太っていたらおしゃれを楽しめない?プラスサイズという選択肢|吉野なおの#ボディポジティブな生き方

Nao Yoshino

太っていたらおしゃれを楽しめない?プラスサイズという選択肢|吉野なおの#ボディポジティブな生き方

吉野なお
吉野なお
2020-05-16

あなたは、今の自分が好きですか?「もう少し痩せたら好きになれる」「もう少し胸が大きかったら...」そんなふうに、今の自分ではない"理想の自分"ばかり追い求めて、理想と違う"現実の自分"を傷つけていませんか? 「ボディポジティブ」とは、ありのままの自分の体型や外見を受け入れようというもの。欧米を中心に世界的な盛り上がりを見せています。ヨガジャーナル オンラインでは、プラスサイズモデルの吉野なおさんによる「ボディポジティブ」をテーマにしたコラム連載がスタート!「痩せていた頃の自分より、今の自分が好き!」そんな吉野さんが考える「ボディポジティブな生き方」とは。

2013年から始まったLサイズ女性向け雑誌『ラ・ファーファ』の創刊と共に、私のプラスサイズモデルとしての活動が、今年の春でちょうど7年になりました。

過ぎてみるとあっという間でしたが、7年前と今では変わった物事が実はたくさんありました。今回は、日本のプラスサイズ(大きいサイズ)事情の変化を私なりの視点でお話していきたいと思います。

自分には、おしゃれが許されない気がしていた

ラ・ファーファが誕生する以前、大きいサイズのファッションについて、まとまった情報を探すことは私にとって一苦労でした。
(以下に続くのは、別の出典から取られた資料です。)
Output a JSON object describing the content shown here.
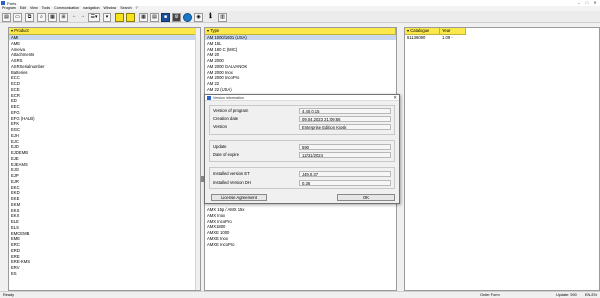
{
  "window": {
    "title": "Parts"
  },
  "menu": [
    "Program",
    "Edit",
    "View",
    "Tools",
    "Communication",
    "navigation",
    "Window",
    "Search",
    "?"
  ],
  "toolbar": {
    "info_glyph": "ℹ"
  },
  "product_panel": {
    "header": "Product",
    "items": [
      "AMI",
      "AME",
      "Ameiva",
      "Attachments",
      "ASRS",
      "ASRSerialnumber",
      "Batteries",
      "ECC",
      "ECD",
      "ECE",
      "ECR",
      "ED",
      "EEC",
      "EFG",
      "EFG (HALB)",
      "EFK",
      "EGC",
      "EJH",
      "EJC",
      "EJD",
      "EJDEMB",
      "EJE",
      "EJEAMS",
      "EJG",
      "EJP",
      "EJR",
      "EKC",
      "EKD",
      "EKE",
      "EKM",
      "EKS",
      "EKX",
      "ELE",
      "ELS",
      "EMCEMB",
      "EME",
      "ERC",
      "ERD",
      "ERE",
      "ERE-KMS",
      "ERV",
      "ES"
    ]
  },
  "type_panel": {
    "header": "Type",
    "items_top": [
      "AM 1000/1601 (USA)",
      "AM 15L",
      "AM 180 C (MIC)",
      "AM 20",
      "AM 2000",
      "AM 2000 GALVANOK",
      "AM 2000 Inox",
      "AM 2000 IncoPro",
      "AM 22",
      "AM 22 (USA)",
      "AM 2200"
    ],
    "items_bottom": [
      "AMX 15p / AMX 15x",
      "AMX Inox",
      "AMX IncoPro",
      "AMX1800",
      "AMXE 1000",
      "AMXE Inox",
      "AMXE IncoPro"
    ]
  },
  "catalogue_panel": {
    "headers": [
      "Catalogue",
      "Year"
    ],
    "rows": [
      [
        "51136090",
        "1.09 -"
      ]
    ]
  },
  "dialog": {
    "title": "Version information",
    "close_glyph": "✕",
    "version_of_program_label": "Version of program",
    "version_of_program": "4.40.0.15",
    "creation_date_label": "Creation date",
    "creation_date": "09.04.2023 21:09:56",
    "version_label": "Version",
    "version": "Enterprise Edition Kiosk",
    "update_label": "Update",
    "update": "590",
    "date_of_expire_label": "Date of expire",
    "date_of_expire": "12/31/2024",
    "installed_et_label": "Installed version ET",
    "installed_et": "J49.0.37",
    "installed_dh_label": "Installed Version DH",
    "installed_dh": "0.36",
    "license_button": "License Agreement",
    "ok_button": "OK"
  },
  "status": {
    "left": "Ready",
    "mid": "Order Form",
    "right1": "Update: 590",
    "right2": "EN-EN"
  }
}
今から20年ほど前でしょうか。中学生になり、おしゃれを意識し始め友達と買い物に行くようになった私は、自分の着れるサイズの服が普通のレディースのお洋服屋さんでは買えないことに傷ついていました。

それはまるで「あなたは存在してはいけない」「あなたは存在していないはず」と言われているようで、疎外感を感じてとても居心地の悪かったことをよく覚えています。

家庭科の必修授業でキュロットパンツを作らなくてはいけなくなった時は、先生にこっそり呼び出され、私に合うサイズの型紙が無いことを申し訳なさそうに告げられました。そうして仕方なく自分には履けないサイズのキュロットパンツを縫い上げたこともあります。

周りには私ほど太っていた同年代の女性がいなかったので、洋服の悩みを友達に相談することもできず、インターネット上の数少ない情報交換掲示板を探しては、こっそり書き込みを覗いたりしていました。

当時から『デパートやショッピングモールなどには大きいサイズの服屋さんがある』ということは認識していたものの、何だかお店に入るのが恥ずかしかったり、置いてあるものがミセス向けだったり、そもそも当時はまだ洋服の値段が今より高かったのに、普通サイズの商品よりさらに高い値段の大きいサイズの服を買いに行くことはハードルが高いことでした。

数え切れないほどある女性ファッション誌を見ても、自分のように太った女性がモデルとして出てくることは無く、アイテムのサイズ幅については、あっても時々Lサイズ(しかも靴など)まで、ということが当たり前でした。たとえフリーサイズと表記されていても、私にとってはフリーではありませんでした(笑)

とにかく、自分が現実的に参考になるファッション誌が無かったのです。